Si tratta anche di spingersi a immaginare forme nuove e ibride di essere viventi: umani e cyborg, umani e animali, umani e vegetali. Come fa la performer Silvia Calderoni con la sua opera «Così è, se mi pare» in cui il suo corpo si fa, coerentemente con un lavoro di ricerca coraggioso attivo da anni, supporto e strumento espressivo di un orizzonte aperto al possibile.
UN PO’ SATIRO, un po’ lupa, un po’ amazzone, un po’ acrobata, l’artista sfoggia con serenità olimpica il proprio nudo frontale con sei capezzoli e un vello pubico a cui il porno plastico imperante ci ha disabituato.

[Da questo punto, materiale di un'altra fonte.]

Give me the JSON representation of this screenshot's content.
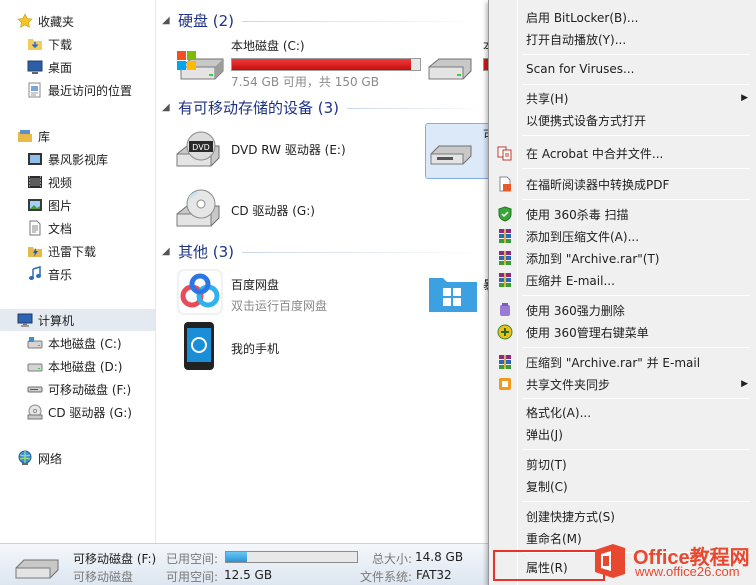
{
  "sidebar": {
    "favorites": {
      "label": "收藏夹",
      "icon": "star-icon"
    },
    "fav_items": [
      {
        "label": "下载",
        "icon": "folder-download-icon"
      },
      {
        "label": "桌面",
        "icon": "desktop-icon"
      },
      {
        "label": "最近访问的位置",
        "icon": "recent-places-icon"
      }
    ],
    "library": {
      "label": "库",
      "icon": "library-icon"
    },
    "lib_items": [
      {
        "label": "暴风影视库",
        "icon": "video-library-icon"
      },
      {
        "label": "视频",
        "icon": "video-icon"
      },
      {
        "label": "图片",
        "icon": "picture-icon"
      },
      {
        "label": "文档",
        "icon": "document-icon"
      },
      {
        "label": "迅雷下载",
        "icon": "thunder-download-icon"
      },
      {
        "label": "音乐",
        "icon": "music-icon"
      }
    ],
    "computer": {
      "label": "计算机",
      "icon": "computer-icon"
    },
    "computer_items": [
      {
        "label": "本地磁盘 (C:)",
        "icon": "drive-icon"
      },
      {
        "label": "本地磁盘 (D:)",
        "icon": "drive-icon"
      },
      {
        "label": "可移动磁盘 (F:)",
        "icon": "removable-drive-icon"
      },
      {
        "label": "CD 驱动器 (G:)",
        "icon": "cd-drive-icon"
      }
    ],
    "network": {
      "label": "网络",
      "icon": "network-icon"
    }
  },
  "groups": {
    "hard_disk": "硬盘 (2)",
    "removable": "有可移动存储的设备 (3)",
    "other": "其他 (3)"
  },
  "tiles": {
    "c_drive": {
      "name": "本地磁盘 (C:)",
      "free": "7.54 GB 可用，共 150 GB",
      "used_fraction": 0.95
    },
    "d_drive_partial": {
      "name": "本"
    },
    "dvd": {
      "name": "DVD RW 驱动器 (E:)",
      "badge": "DVD"
    },
    "removable_partial": {
      "name": "可"
    },
    "cd": {
      "name": "CD 驱动器 (G:)"
    },
    "baidu": {
      "name": "百度网盘",
      "sub": "双击运行百度网盘"
    },
    "other_partial": {
      "name": "暴"
    },
    "phone": {
      "name": "我的手机"
    }
  },
  "menu": {
    "items": [
      {
        "label": "启用 BitLocker(B)...",
        "icon": ""
      },
      {
        "label": "打开自动播放(Y)...",
        "icon": ""
      },
      {
        "label": "Scan for Viruses...",
        "icon": ""
      },
      {
        "label": "共享(H)",
        "icon": "",
        "submenu": true
      },
      {
        "label": "以便携式设备方式打开",
        "icon": ""
      },
      {
        "label": "在 Acrobat 中合并文件...",
        "icon": "acrobat-icon"
      },
      {
        "label": "在福昕阅读器中转换成PDF",
        "icon": "foxit-icon"
      },
      {
        "label": "使用 360杀毒 扫描",
        "icon": "360-shield-icon"
      },
      {
        "label": "添加到压缩文件(A)...",
        "icon": "winrar-icon"
      },
      {
        "label": "添加到 \"Archive.rar\"(T)",
        "icon": "winrar-icon"
      },
      {
        "label": "压缩并 E-mail...",
        "icon": "winrar-icon"
      },
      {
        "label": "使用 360强力删除",
        "icon": "360-delete-icon"
      },
      {
        "label": "使用 360管理右键菜单",
        "icon": "360-menu-icon"
      },
      {
        "label": "压缩到 \"Archive.rar\" 并 E-mail",
        "icon": "winrar-icon"
      },
      {
        "label": "共享文件夹同步",
        "icon": "sync-icon",
        "submenu": true
      },
      {
        "label": "格式化(A)...",
        "icon": ""
      },
      {
        "label": "弹出(J)",
        "icon": ""
      },
      {
        "label": "剪切(T)",
        "icon": ""
      },
      {
        "label": "复制(C)",
        "icon": ""
      },
      {
        "label": "创建快捷方式(S)",
        "icon": ""
      },
      {
        "label": "重命名(M)",
        "icon": ""
      },
      {
        "label": "属性(R)",
        "icon": ""
      }
    ],
    "submenu_arrow": "▶"
  },
  "status": {
    "name": "可移动磁盘 (F:)",
    "type": "可移动磁盘",
    "used_label": "已用空间:",
    "free_label": "可用空间:",
    "free_value": "12.5 GB",
    "total_label": "总大小:",
    "total_value": "14.8 GB",
    "fs_label": "文件系统:",
    "fs_value": "FAT32",
    "used_fraction": 0.16
  },
  "watermark": {
    "title": "Office教程网",
    "url": "www.office26.com"
  },
  "colors": {
    "link_blue": "#1e3287",
    "drive_bar_full": "#d11a1a",
    "storage_bar": "#2b93d6",
    "highlight_red": "#e8352c",
    "watermark_orange": "#e8482f"
  }
}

Ed è subito scattata la polemica: la senatrice della Lega Lucia Borgonzoni ha dichiarato all’Ansa «non c’è niente di meglio da esporre che i genitali di una donna sul corpo di un uomo con sei capezzoli?». E l’artista a mezzo social ha risposto: «Cara Lucia, ancora non hai visto la foto del retro...». La campagna d’odio social diretta verso l’opera e l’artista ha gridato all’eugenetica, alla follia e alla fantomatica lobby gay senza considerare che, ancora una volta, non si tratta di imporre nuove norme di comportamento o di espressione soggettiva bensì di esprimere nelle forme visionarie dell’arte una riflessione sulla libertà di esistere e di trascendere i confini rigidi degli schemi identitari.
MEDIANTE quest’azione di arte pubblica, Cheap e il gruppo di artist* coinvolt* (tra cui ci sono anche Yole Signorelli alias Fumettibrutti, Maddalena Fragnito, Nicoz Balboa, Chiaralascura) chiariscono che come esseri umani viviamo da sempre e sempre di più in uno spazio liminale in cui natura e cultura si contaminano, in cui i corpi stessi sono costruiti e percepiti all’interno di gerarchie sociali e strutture di potere istituite anche tramite forme di violenza e di discriminazione. È su quelle gerarchie e percezioni sociali che l’arte può dare un contributo importante ed è per questo che ad alcuni fa paura.